Forget Common Core; we need Common Ethics.

Al Meyers is an Atlanta entrepreneur and author of ReinventED Solutions, a blog about innovation in public education. Meyers is also the founder of TEDxPeachtree and co-founder of the Atlanta Music Project.

I was gearing up to write a scathing piece that lambasted Georgia legislators for their reckless disregard for students and educators and their blind loyalty to a Jeffersonian, state-controlled philosophy. I was going to refer readers to the folly that took place in Georgia over the past few weeks, with the state Senate teeing up a disastrous bill, Senate Bill 167, that would have set Georgia’s reform efforts back at least a decade, voided any standards conceived out-of-state, and put to rest any chances of cloud-based education and digital learning being implemented in Georgia’s schools.

When the author of the bill cannot cite specific examples of inappropriate standards, it is easy to conclude that this was reckless and a breach of a politician’s fiduciary responsibilities. Enough said there; at least common sense prevailed, and the bill was effectively killed by the House.

What I want to write about is something far more serious: ethics and morality. You might have heard about four University of Georgia football players who, after cashing their stipend checks both online and in person, were arrested for theft and deception and were subsequently allowed to practice by Coach Mark Richt.

Sports radio stations in Atlanta were talking about this last week, and I heard a talk show host say emphatically that these players should not be suspended or removed from the team. I had to call in to the station.

I said it was a “privilege” to play college sports, especially under a full or partial scholarship, and that a crime was committed and the athletes should be suspended indefinitely.
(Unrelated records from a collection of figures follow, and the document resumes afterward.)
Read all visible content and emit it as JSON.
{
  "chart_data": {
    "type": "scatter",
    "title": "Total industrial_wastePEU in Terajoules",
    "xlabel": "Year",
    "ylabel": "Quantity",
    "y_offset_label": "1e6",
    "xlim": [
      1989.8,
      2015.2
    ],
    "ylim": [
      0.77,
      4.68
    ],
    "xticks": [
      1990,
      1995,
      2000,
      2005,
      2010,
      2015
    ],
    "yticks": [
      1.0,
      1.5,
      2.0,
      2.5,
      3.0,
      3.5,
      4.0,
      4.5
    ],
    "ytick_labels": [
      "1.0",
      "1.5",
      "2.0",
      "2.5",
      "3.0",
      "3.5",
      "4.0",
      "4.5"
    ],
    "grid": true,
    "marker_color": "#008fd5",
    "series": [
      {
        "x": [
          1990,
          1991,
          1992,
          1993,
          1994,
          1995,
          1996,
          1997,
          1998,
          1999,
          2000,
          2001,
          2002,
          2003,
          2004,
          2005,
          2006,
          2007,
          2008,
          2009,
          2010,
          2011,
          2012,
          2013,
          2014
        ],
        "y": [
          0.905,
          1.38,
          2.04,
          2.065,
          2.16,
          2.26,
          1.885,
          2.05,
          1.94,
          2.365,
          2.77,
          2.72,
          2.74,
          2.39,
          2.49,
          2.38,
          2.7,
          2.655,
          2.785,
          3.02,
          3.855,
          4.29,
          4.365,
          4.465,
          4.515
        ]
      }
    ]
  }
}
Another caller echoed my sentiments; but then a woman (probably a mother) phoned in and accused us of not having ever played a college sport and that these kids not only deserved but were also entitled to a second chance.

First of all, I was a Division I baseball player. I attended an Ivy League university, and these schools do not offer athletic scholarships. I was listening to the radio hosts talking about mistakes. This wasn’t a mistake. A mistake is being late to class or in handing in an assignment. Being arrested for a misdemeanor is not a mistake.

What does this say about society when a college coach allows these students to practice the very next day? How about these disciplinary options:

· Suspend the players for the rest of the season.

· Void their scholarships and kick them out of school.

· Lose one year of athletic eligibility.

Any type of arrest, once proven guilty, should be grounds for serious punishment. There needs to be accountability and consequences. The boys can still go to college. They can apply for financial aid just like any other student. Alternatively, they can transfer to a junior college or other institution after a period of time. But for a caller to shrug this off — like playing a college sport is some irrevocable entitlement — is not only ignorant, but something a parent should never advocate.

Ethics and morality must be integrated into our schools. If we do not make this a priority, we will continue to see spoiled, misguided college athletes who lack a moral compass making bad decisions and expecting their coaches to look the other way. Student athletes should be bound by the same disciplinary code as non-athletes. I hope we see more people speaking out to protest Coach Richt’s poor decision to look the other way and permit the players to practice,

We need a Common Core of ethics and morality because this incident is deeply troubling on so many levels. May it be used as a teachable moment for our children.